O mercado toma café, almoça e janta, mas ficou todo arrepiado e histérico quando Lula repetiu o que vem falando há décadas: que o combate à fome é sua prioridade. E que é preciso discutir, sim, o que é gasto, o que é investimento, regra de ouro e outros parâmetros que acabam deixando pouco espaço para incluir o pobre no orçamento público.

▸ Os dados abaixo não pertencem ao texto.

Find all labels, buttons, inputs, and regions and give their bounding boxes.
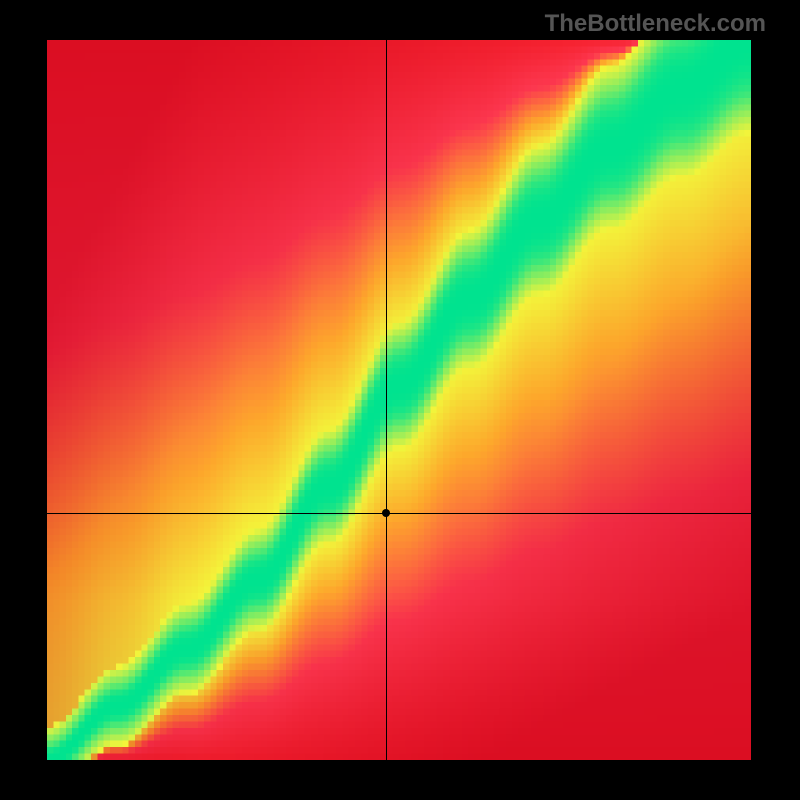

Lula tem legitimidade para pautar esse debate. Não é um doidivanas. Tem histórico de responsabilidade fiscal em seus dois mandatos anteriores. A equipe de transição (com Alckmin no comando e a presença de Pérsio Arida e Lara Resende entre seus economistas) também aponta para o equilíbrio entre o controle das contas e as urgências sociais neste terceiro mandato, como os 33 milhões de brasileiros de barriga vazia.

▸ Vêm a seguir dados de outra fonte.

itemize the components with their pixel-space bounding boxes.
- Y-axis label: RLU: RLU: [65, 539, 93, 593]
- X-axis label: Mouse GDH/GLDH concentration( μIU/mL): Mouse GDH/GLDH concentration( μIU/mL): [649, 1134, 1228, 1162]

Não há razão para o pânico da semana passada, reverberado pelos bonecos de ventríloquo do mercado na mídia. “O mercado está tenso”, “o mercado está nervoso”, repetiram talking heads, como num jogral. Já vimos esse filme.

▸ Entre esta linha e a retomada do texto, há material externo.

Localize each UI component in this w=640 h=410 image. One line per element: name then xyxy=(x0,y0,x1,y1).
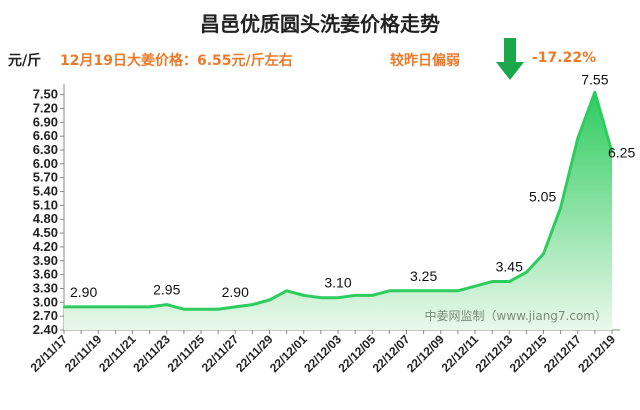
watermark: 中姜网监制（www.jiang7.com） xyxy=(425,308,607,323)
y-tick-label: 4.50 xyxy=(33,225,58,240)
data-point xyxy=(302,294,305,297)
trend-annotation: 较昨日偏弱 xyxy=(390,53,460,69)
x-tick-label: 22/11/21 xyxy=(96,332,139,375)
data-point xyxy=(456,289,460,292)
data-point xyxy=(388,289,391,292)
data-label: 3.25 xyxy=(410,268,437,284)
data-point xyxy=(131,305,134,309)
y-tick-label: 3.30 xyxy=(33,280,58,295)
data-point xyxy=(525,271,528,274)
data-point xyxy=(610,151,614,154)
x-tick-label: 22/12/19 xyxy=(575,332,618,375)
data-label: 6.25 xyxy=(608,144,635,160)
y-tick-label: 6.00 xyxy=(33,156,58,171)
down-arrow-icon xyxy=(496,38,524,80)
data-point xyxy=(182,308,186,311)
data-label: 2.90 xyxy=(222,284,249,300)
data-point xyxy=(371,294,374,297)
data-point xyxy=(405,289,408,292)
data-point xyxy=(490,280,494,283)
data-point xyxy=(576,137,579,140)
y-tick-label: 5.70 xyxy=(33,170,58,185)
x-tick-label: 22/11/23 xyxy=(130,332,173,375)
data-label: 3.10 xyxy=(324,275,351,291)
data-point xyxy=(473,284,477,288)
y-tick-label: 6.30 xyxy=(33,142,58,157)
change-percent: -17.22% xyxy=(532,50,597,66)
price-annotation: 12月19日大姜价格：6.55元/斤左右 xyxy=(60,53,293,69)
chart-title: 昌邑优质圆头洗姜价格走势 xyxy=(200,12,440,36)
y-tick-label: 3.90 xyxy=(33,253,58,268)
x-tick-label: 22/11/25 xyxy=(165,332,208,375)
data-point xyxy=(508,280,511,283)
data-label: 2.90 xyxy=(70,284,97,300)
y-tick-label: 4.80 xyxy=(33,211,58,226)
data-point xyxy=(422,289,425,292)
x-axis: 22/11/1722/11/1922/11/2122/11/2322/11/25… xyxy=(28,329,620,375)
y-axis: 2.402.703.003.303.603.904.204.504.805.10… xyxy=(33,84,65,337)
data-point xyxy=(251,303,254,306)
y-tick-label: 6.60 xyxy=(33,128,58,143)
x-tick-label: 22/11/19 xyxy=(62,332,105,375)
plot-area xyxy=(62,90,614,330)
data-labels: 2.90 2.95 2.90 3.10 3.25 3.45 5.05 7.55 6.25 xyxy=(70,71,635,300)
data-point xyxy=(319,296,323,299)
data-label: 5.05 xyxy=(529,189,556,205)
data-point xyxy=(285,289,288,292)
data-point xyxy=(165,303,168,306)
y-tick-label: 6.90 xyxy=(33,114,58,129)
y-tick-label: 2.40 xyxy=(33,322,58,337)
x-tick-label: 22/11/27 xyxy=(199,332,242,375)
data-point xyxy=(234,305,237,309)
data-point xyxy=(268,298,271,302)
x-tick-label: 22/11/17 xyxy=(28,332,71,375)
y-tick-label: 3.00 xyxy=(33,294,58,309)
data-label: 2.95 xyxy=(153,282,180,298)
y-axis-unit: 元/斤 xyxy=(8,53,42,69)
data-point xyxy=(542,252,545,256)
data-point xyxy=(97,305,100,309)
data-label: 3.45 xyxy=(496,259,523,275)
data-point xyxy=(593,91,597,94)
data-point xyxy=(199,308,203,311)
data-point xyxy=(62,305,66,309)
data-point xyxy=(148,305,151,309)
x-tick-label: 22/12/09 xyxy=(404,332,447,375)
data-point xyxy=(559,206,562,209)
y-tick-label: 5.10 xyxy=(33,197,58,212)
data-label: 7.55 xyxy=(581,71,608,87)
data-point xyxy=(79,305,83,309)
y-tick-label: 4.20 xyxy=(33,239,58,254)
price-area-fill xyxy=(64,92,612,330)
y-tick-label: 7.20 xyxy=(33,100,58,115)
y-tick-label: 5.40 xyxy=(33,184,58,199)
data-point xyxy=(353,294,357,297)
data-point xyxy=(439,289,442,292)
y-tick-label: 2.70 xyxy=(33,308,58,323)
data-point xyxy=(114,305,117,309)
data-point xyxy=(336,296,340,299)
y-tick-label: 3.60 xyxy=(33,267,58,282)
y-tick-label: 7.50 xyxy=(33,87,58,102)
data-point xyxy=(216,308,220,311)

Em 2002, o mercado também pressionou para o anúncio do ministro da Fazenda, num quadro de muitas fragilidades e dúvidas sobre o que seria a política econômica petista. Lula anunciou Palocci em dezembro. Não há por que fazer diferente agora, submetendo-se à chantagem de quem apostou (aposta?) contra ele.
Lula terá que compor seu governo num cenário interno muito mais complexo que o de 20 anos atrás. Sua base de apoio parte de um extenso (e contraditório) arco de alianças políticas. No Congresso, partidos semelhantes a facções criminosas estão fortalecidos. Bolsonaro deixou terra arrasada.
Lá fora, há uma guerra de desfecho imprevisível como parte de uma disputa por hegemonia mundial. E a crise climática impõe a transição para uma economia de baixo carbono que exigirá imensa capacidade de articulação com o setor produtivo. Ao mercado e seus porta-vozes, deixo uma dica para acalmar os nervos: chá de camomila ou cidreira. É tiro e queda.